SonyWWS/LevelEditor

Sample Request - Aggregate Data Structures on GameObjects

timeisaparallax opened this issue · 5 comments

I've been spinning my wheels trying to wrap my head around how to share data types between different GameObjects and have their attributes show up in the editor. I believe what I'm trying to do is embed complex types inside complex types and have their simple types show up in the Properties Panel.

Is it possible to do this currently with level_editor.xsd or is this a use that isn't currently built in? If it is a sample would be very appreciated. My use case is to create components I can share across different GameObjects without having to add every single property to each new GameObject.

Cheers,
-Bert

Hi Bert,

We provide sample code in ATF framework that shows how to expose properties of embedded types.
Please download ATF and look at DomPropertyEditor sample.
Try to build and run the sample, it shows properties for a GameObject that have components.
For detail look at the following file:
ATF\Samples\DomPropertyEditor\SchemaLoader.cs
SchemaLoader.cs decorates complex types with property descriptors and associate ui type editor for each property descriptor.
EmbeddedCollectionEditor is UI type editor that is used for editing properties of embedded complex type.

For future updates, I will add an example game object with components.
Until then ATF's DomPropertyEditor is a good starting point.
Let me know if you have any other question.

Alan

Bert,
There's a discussion of the programming of the DomPropertyEditor ATF sample at https://github.com/SonyWWS/ATF/wiki/DOM-Property-Editor-Programming-Discussion that might be useful to you on the ATF GitHub wiki. It has links to other topics in the ATF Programmer's Guide that might be useful.
Gary

Thanks guys! I'd caught about 80% of what I needed but that sample should put me over the top. What's the rationale for choosing to use annotations in the .xsd such as scea.dom.editors.attribute versus putting it together in code like the Grid or the DomPropertyEditor sample?

-Bert

Hi Bert,
Here are few advantages of using code instead of schema annotation for creating property descriptors.

  • Easier to create and initialize UITypeEditors and TypeConverters. Can easily call appropriate construct and set properties before assigning UITypeEditor and Converter to PropertyDescriptor. When using schema annotation an editor can be initialized by parsing arguments from annotation and then calling Initialize(string[] parameters). See IAnnotatedParams interface.
  • Localization: Easier to localize text in code than in schema.
  • Dynamic property descriptors (see GameObjectProperties.cs in LevelEditor).
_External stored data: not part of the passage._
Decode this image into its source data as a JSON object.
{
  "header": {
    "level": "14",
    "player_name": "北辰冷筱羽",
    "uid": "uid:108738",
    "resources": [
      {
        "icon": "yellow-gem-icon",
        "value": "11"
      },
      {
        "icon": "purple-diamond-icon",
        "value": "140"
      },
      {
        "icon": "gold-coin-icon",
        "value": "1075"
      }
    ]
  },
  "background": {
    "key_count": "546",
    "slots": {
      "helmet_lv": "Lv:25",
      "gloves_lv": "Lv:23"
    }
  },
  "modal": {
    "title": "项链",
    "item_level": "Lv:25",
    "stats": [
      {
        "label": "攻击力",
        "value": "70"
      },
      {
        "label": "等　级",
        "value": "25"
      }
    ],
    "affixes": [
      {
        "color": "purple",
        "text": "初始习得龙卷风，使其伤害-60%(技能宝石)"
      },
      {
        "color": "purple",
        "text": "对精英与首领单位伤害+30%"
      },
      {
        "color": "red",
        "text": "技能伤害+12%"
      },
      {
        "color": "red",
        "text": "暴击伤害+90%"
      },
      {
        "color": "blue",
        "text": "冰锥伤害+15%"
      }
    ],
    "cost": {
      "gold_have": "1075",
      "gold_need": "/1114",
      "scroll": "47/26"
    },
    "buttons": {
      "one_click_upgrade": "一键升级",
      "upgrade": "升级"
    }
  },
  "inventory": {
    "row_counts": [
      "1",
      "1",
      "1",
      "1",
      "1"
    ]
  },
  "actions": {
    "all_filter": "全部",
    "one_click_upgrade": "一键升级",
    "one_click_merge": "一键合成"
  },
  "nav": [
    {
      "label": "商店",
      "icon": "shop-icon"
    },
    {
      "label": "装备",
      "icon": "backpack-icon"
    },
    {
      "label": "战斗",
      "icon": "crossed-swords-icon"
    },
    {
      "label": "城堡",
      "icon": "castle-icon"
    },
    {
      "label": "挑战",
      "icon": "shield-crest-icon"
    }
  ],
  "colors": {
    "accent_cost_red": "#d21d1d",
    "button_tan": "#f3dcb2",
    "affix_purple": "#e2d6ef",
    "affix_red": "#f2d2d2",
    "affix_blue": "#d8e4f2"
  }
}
Using schema annotations was the preferred way in ATF2 framework. The initial push was to allow adding new types without changing the code base. But in practice this idea never fully worked because in most case we ended up having some code to access and utilize the new type.

For all ATF3 based apps we recommend to use code instead of schema annotation for creating property descriptors.
For historical reason, LE still uses schema annotation but I am planning to change that.
Note: Schema annotation still valuable other purposes.

Alan

Thanks again Alan!

That context with ATF2 versus ATF3 helps a ton. Good to know the direction you're taking things.